Minor GC occurs when Eden is full; Full GC occurs when the Old Generation lacks space or when certain promotion thresholds are exceeded.

4) Types of References

Strong – prevents collection.

Soft – collected before an Out‑Of‑Memory error.

Weak – collected on the next GC cycle.

Phantom – used to receive notification after an object is reclaimed.

5) Garbage Collectors

Common collectors and their typical JVM flags:

Serial – -XX:+UseSerialGC

ParNew – -XX:+UseParNewGC

Parallel Scavenge – -XX:+UseParallelGC

Parallel Old – -XX:+UseParallelOldGC

CMS – -XX:+UseConcMarkSweepGC

G1 – -XX:+UseG1GC

4. Additional JVM Interview Questions

1) Size of int on 64‑bit JVM

Always 32 bits (4 bytes), independent of the underlying platform.

2) Determine JVM bitness from Java code

System property sun.arch.data.model returns "32" or "64".

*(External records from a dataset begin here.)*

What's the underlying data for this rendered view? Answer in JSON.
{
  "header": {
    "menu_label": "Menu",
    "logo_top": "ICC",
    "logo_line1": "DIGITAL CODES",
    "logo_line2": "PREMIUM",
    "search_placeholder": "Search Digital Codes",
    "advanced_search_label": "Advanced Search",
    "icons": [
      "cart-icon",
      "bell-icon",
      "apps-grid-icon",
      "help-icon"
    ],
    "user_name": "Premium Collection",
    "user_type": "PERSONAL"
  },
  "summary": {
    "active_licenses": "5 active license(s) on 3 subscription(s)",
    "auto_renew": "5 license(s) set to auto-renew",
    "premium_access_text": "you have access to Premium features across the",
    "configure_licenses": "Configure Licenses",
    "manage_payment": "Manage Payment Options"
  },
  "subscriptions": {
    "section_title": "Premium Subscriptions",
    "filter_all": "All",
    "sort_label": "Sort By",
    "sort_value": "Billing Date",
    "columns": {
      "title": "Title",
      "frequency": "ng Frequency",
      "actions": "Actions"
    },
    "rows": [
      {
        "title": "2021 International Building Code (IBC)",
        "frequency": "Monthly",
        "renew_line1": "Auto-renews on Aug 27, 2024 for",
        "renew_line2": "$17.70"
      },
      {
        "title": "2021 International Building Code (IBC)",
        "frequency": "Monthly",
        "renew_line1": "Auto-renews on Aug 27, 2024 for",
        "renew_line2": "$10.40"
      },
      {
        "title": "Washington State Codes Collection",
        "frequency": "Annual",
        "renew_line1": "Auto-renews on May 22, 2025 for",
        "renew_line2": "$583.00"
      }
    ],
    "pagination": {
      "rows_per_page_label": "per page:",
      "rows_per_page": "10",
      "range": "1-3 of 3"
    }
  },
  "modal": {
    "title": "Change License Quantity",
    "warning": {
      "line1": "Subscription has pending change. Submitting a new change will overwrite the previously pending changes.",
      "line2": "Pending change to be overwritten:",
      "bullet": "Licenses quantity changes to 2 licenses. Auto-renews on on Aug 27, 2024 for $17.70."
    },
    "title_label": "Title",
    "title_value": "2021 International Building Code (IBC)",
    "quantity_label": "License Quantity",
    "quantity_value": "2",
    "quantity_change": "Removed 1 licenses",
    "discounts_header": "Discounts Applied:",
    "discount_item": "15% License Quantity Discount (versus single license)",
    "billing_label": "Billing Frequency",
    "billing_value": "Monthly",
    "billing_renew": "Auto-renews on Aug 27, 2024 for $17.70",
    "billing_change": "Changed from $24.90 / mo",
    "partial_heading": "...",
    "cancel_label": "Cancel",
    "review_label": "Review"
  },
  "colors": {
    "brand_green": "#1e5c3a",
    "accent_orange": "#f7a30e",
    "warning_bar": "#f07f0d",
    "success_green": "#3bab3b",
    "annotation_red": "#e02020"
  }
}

System.getProperty("sun.arch.data.model")

3) Maximum heap size on 32‑bit vs 64‑bit JVM

32‑bit JVM is limited to roughly 1.5‑3 GB depending on OS; 64‑bit JVM can be configured to tens or hundreds of gigabytes.

4) Can you force a GC?

Calling System.gc() or Runtime.gc() only suggests a collection; execution is not guaranteed.

5) Retrieve memory usage

Use Runtime.totalMemory() , Runtime.freeMemory() , and Runtime.maxMemory() to compute heap usage and percentages.

6) Difference between heap and stack

The heap stores objects shared among threads; the stack stores method frames and local primitives for each thread.

All questions and answers are compiled for reference only; errors are welcome for correction.